So, after a VERYYYYY long hiatus, I am back!
The past few months have been a bit rough (few translating into 7... eeek). The abridged version goes something as so:
A fateful bowl of mac and cheese at 4 AM in the middle of September (and Day 21 of my Whole30) basically train-wrecked my eating. It wasn't like a one-night slip-off-the-wagon kind of thing, it resulted in a total dietary crash and burn - I become a carb and sugar-eating tornado, consuming every non-primal thing in my path (given my meteorology background the reference seemed appropriate lol). And for some reason, I didn't have to willpower to stop. It just kept going and going.
Needless to say, about 4 months of that with minimal moving around (I couldn't climb due to scheduling conflicts - due to one of my worst schedule plans EVER) and I put on weight. A lot of it. Like 60 lbs. It was like a cycle - eat crap, gain weight, feel like crap, eat more crap to attempt to feel better. And it went on and on. I felt embarrassed, ashamed, and just all around bad about myself.
So basically I'm back at square numero uno. I'm still the same person, there's just lots of room for improvement - health-wise, strength-wise, etc. I have insecurity issues that I need to get over (no one gains close to 65% of their previous body weight without some late-night emotional meltdowns) and learn to see myself for who I am now and not who I was.
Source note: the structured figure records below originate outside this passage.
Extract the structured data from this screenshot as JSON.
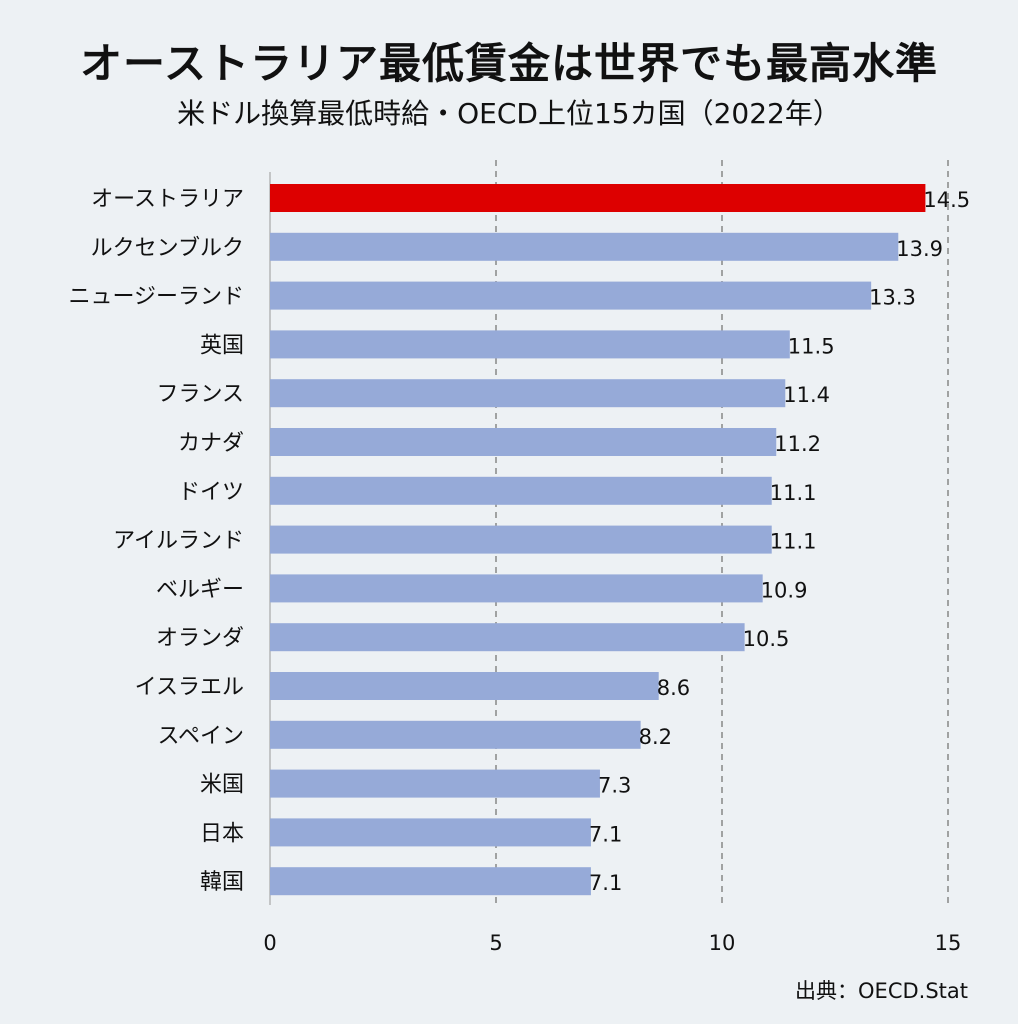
{
  "title": "オーストラリア最低賃金は世界でも最高水準",
  "subtitle": "米ドル換算最低時給・OECD上位15カ国（2022年）",
  "source": "出典：OECD.Stat",
  "colors": {
    "highlight": "#dd0000",
    "bar": "#96aad8",
    "grid": "#777777",
    "axis": "#999999"
  },
  "chart_data": {
    "type": "bar",
    "orientation": "horizontal",
    "title": "オーストラリア最低賃金は世界でも最高水準",
    "subtitle": "米ドル換算最低時給・OECD上位15カ国（2022年）",
    "categories": [
      "オーストラリア",
      "ルクセンブルク",
      "ニュージーランド",
      "英国",
      "フランス",
      "カナダ",
      "ドイツ",
      "アイルランド",
      "ベルギー",
      "オランダ",
      "イスラエル",
      "スペイン",
      "米国",
      "日本",
      "韓国"
    ],
    "values": [
      14.5,
      13.9,
      13.3,
      11.5,
      11.4,
      11.2,
      11.1,
      11.1,
      10.9,
      10.5,
      8.6,
      8.2,
      7.3,
      7.1,
      7.1
    ],
    "highlight_index": 0,
    "xlim": [
      0,
      15
    ],
    "xticks": [
      0,
      5,
      10,
      15
    ],
    "grid": "vertical dashed",
    "legend": "none"
  }
}
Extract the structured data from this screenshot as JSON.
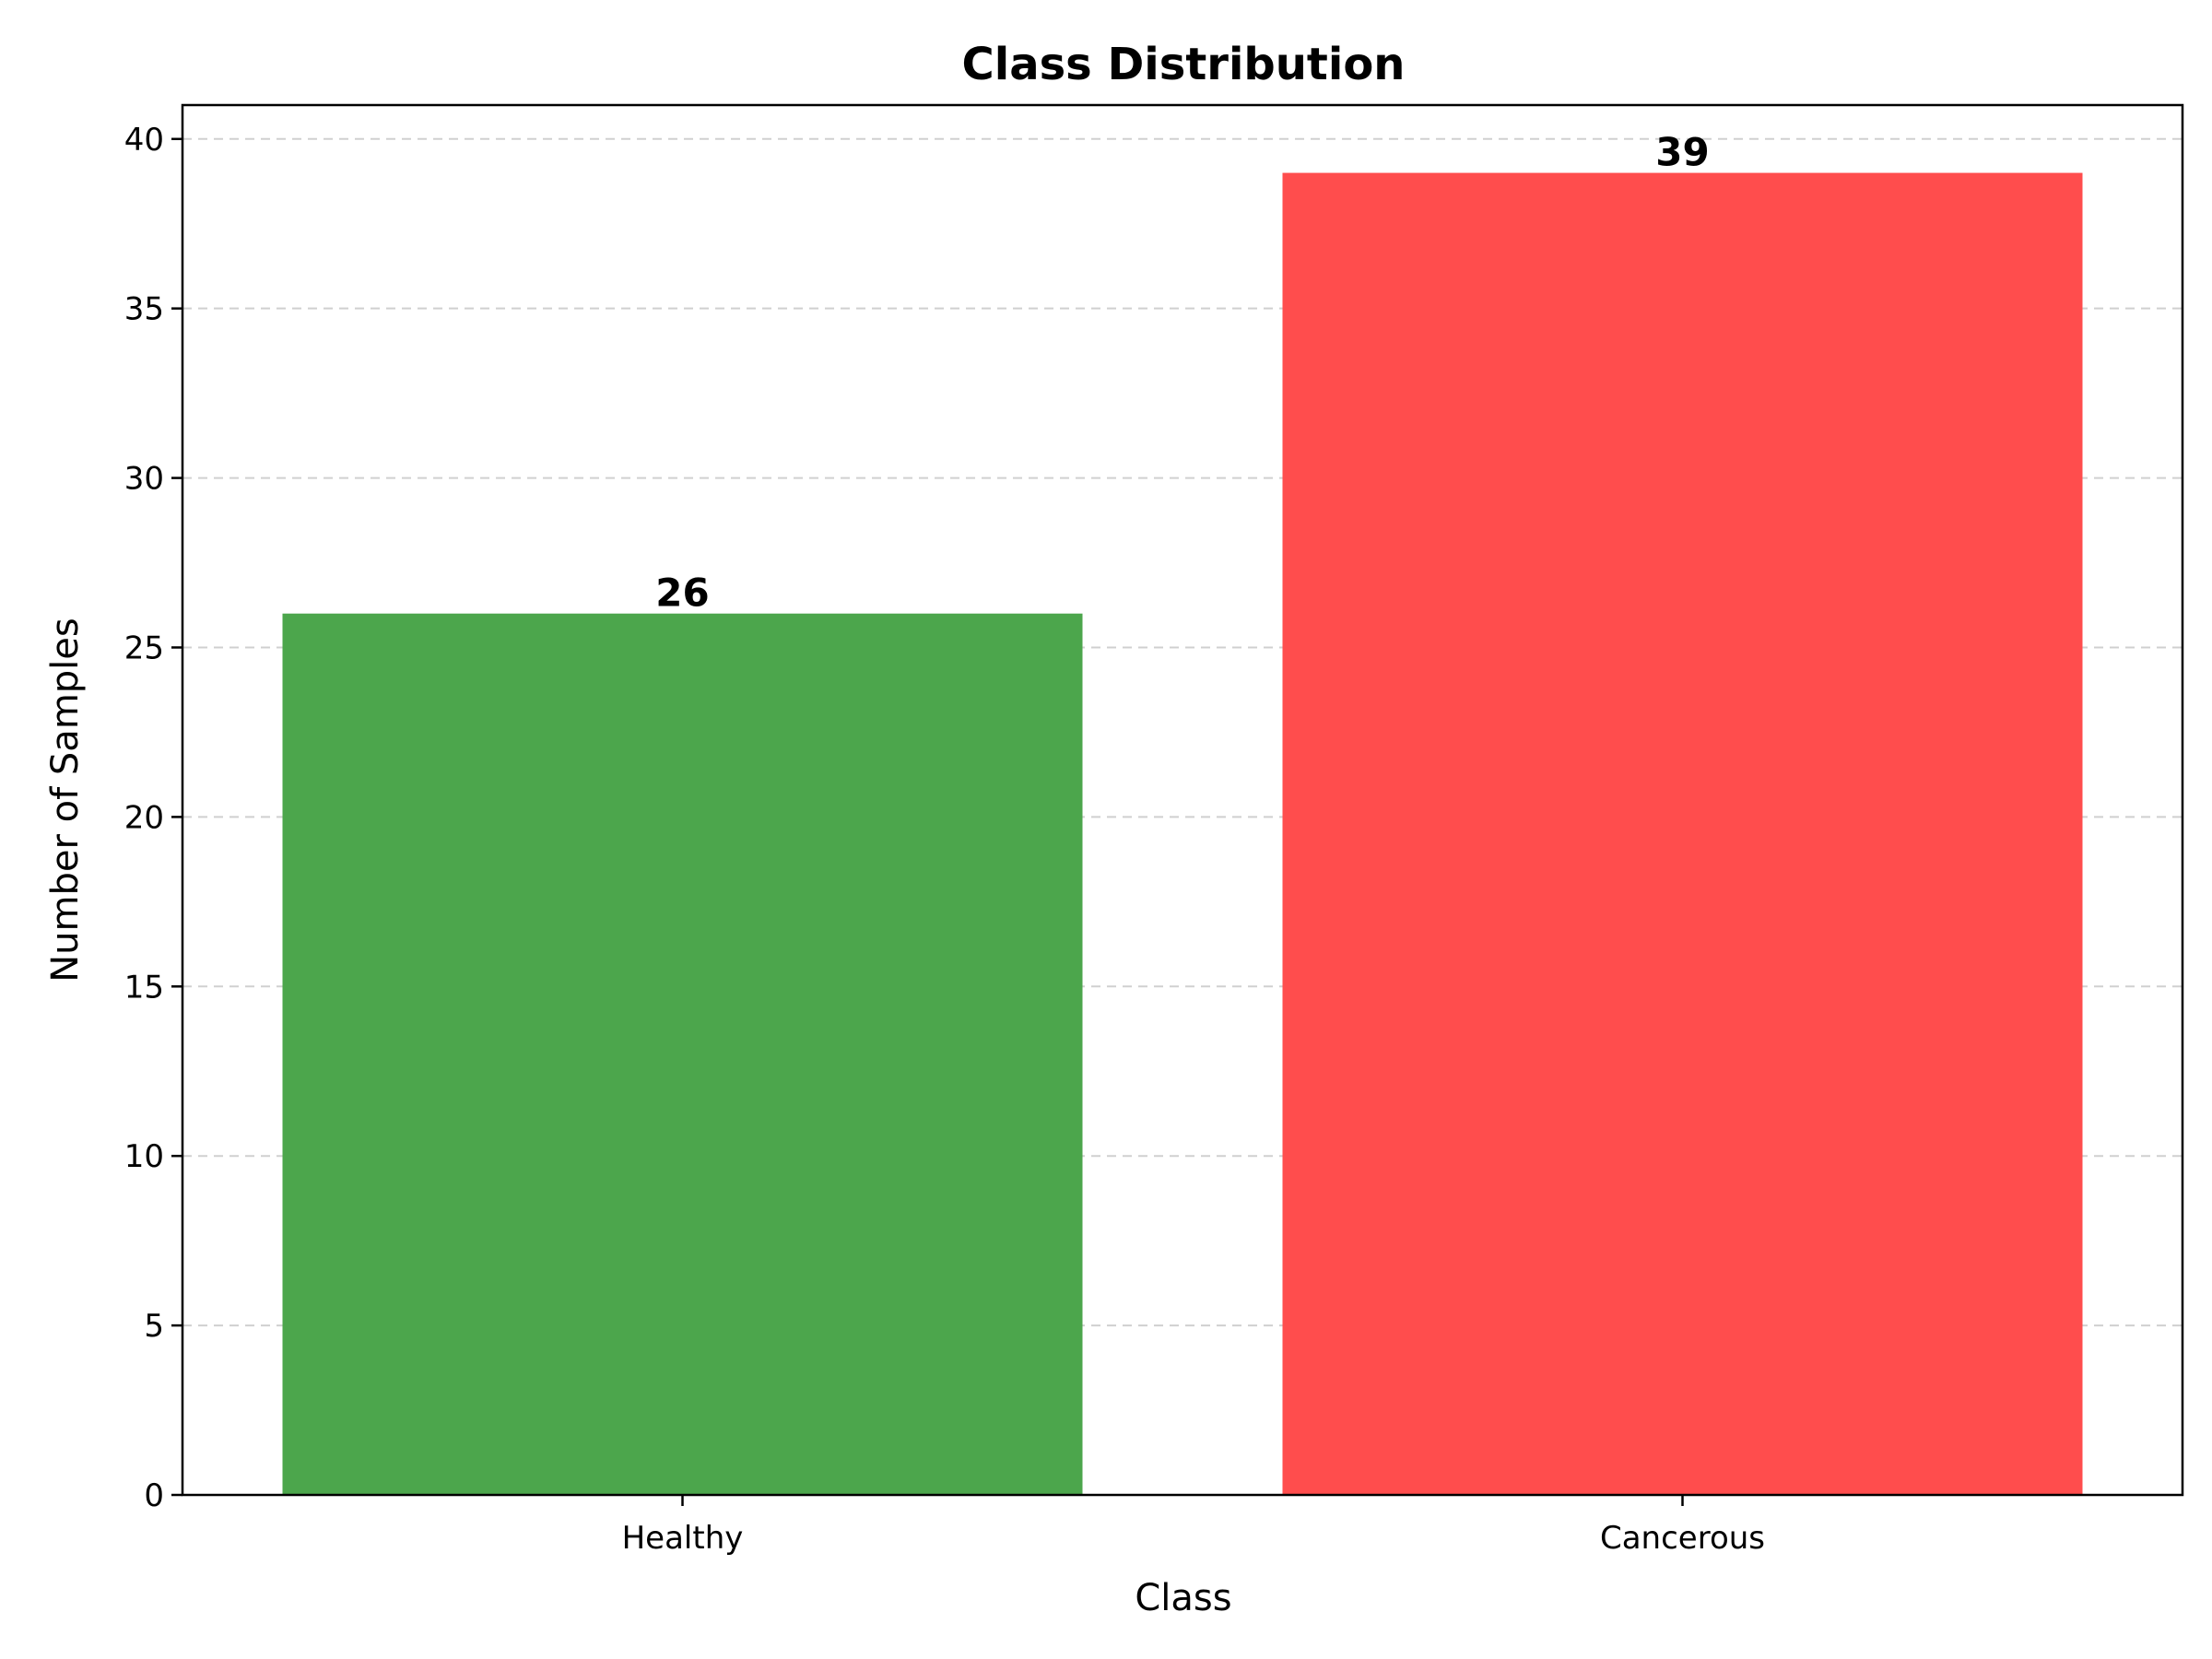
{
  "chart_data": {
    "type": "bar",
    "title": "Class Distribution",
    "xlabel": "Class",
    "ylabel": "Number of Samples",
    "categories": [
      "Healthy",
      "Cancerous"
    ],
    "values": [
      26,
      39
    ],
    "data_labels": [
      "26",
      "39"
    ],
    "bar_colors": [
      "#4ca64c",
      "#ff4d4d"
    ],
    "ylim": [
      0,
      41
    ],
    "yticks": [
      0,
      5,
      10,
      15,
      20,
      25,
      30,
      35,
      40
    ],
    "ytick_labels": [
      "0",
      "5",
      "10",
      "15",
      "20",
      "25",
      "30",
      "35",
      "40"
    ],
    "grid": "y-dashed",
    "legend": "none"
  }
}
I turned 21 over the weekend and I promised myself that I would stop hiding from you lovely people, because there's no way in hell I can do this alone - I've tried multiple times and haven't gotten anywhere. I'm kind of on the other side of where I was before - the recipient of advice and encouragement - as I try and get my ass back to where I'm happy and can look in a mirror without hiding behind someone or bursting into tears.
Anyways, it feels good to be back, and happy grokking!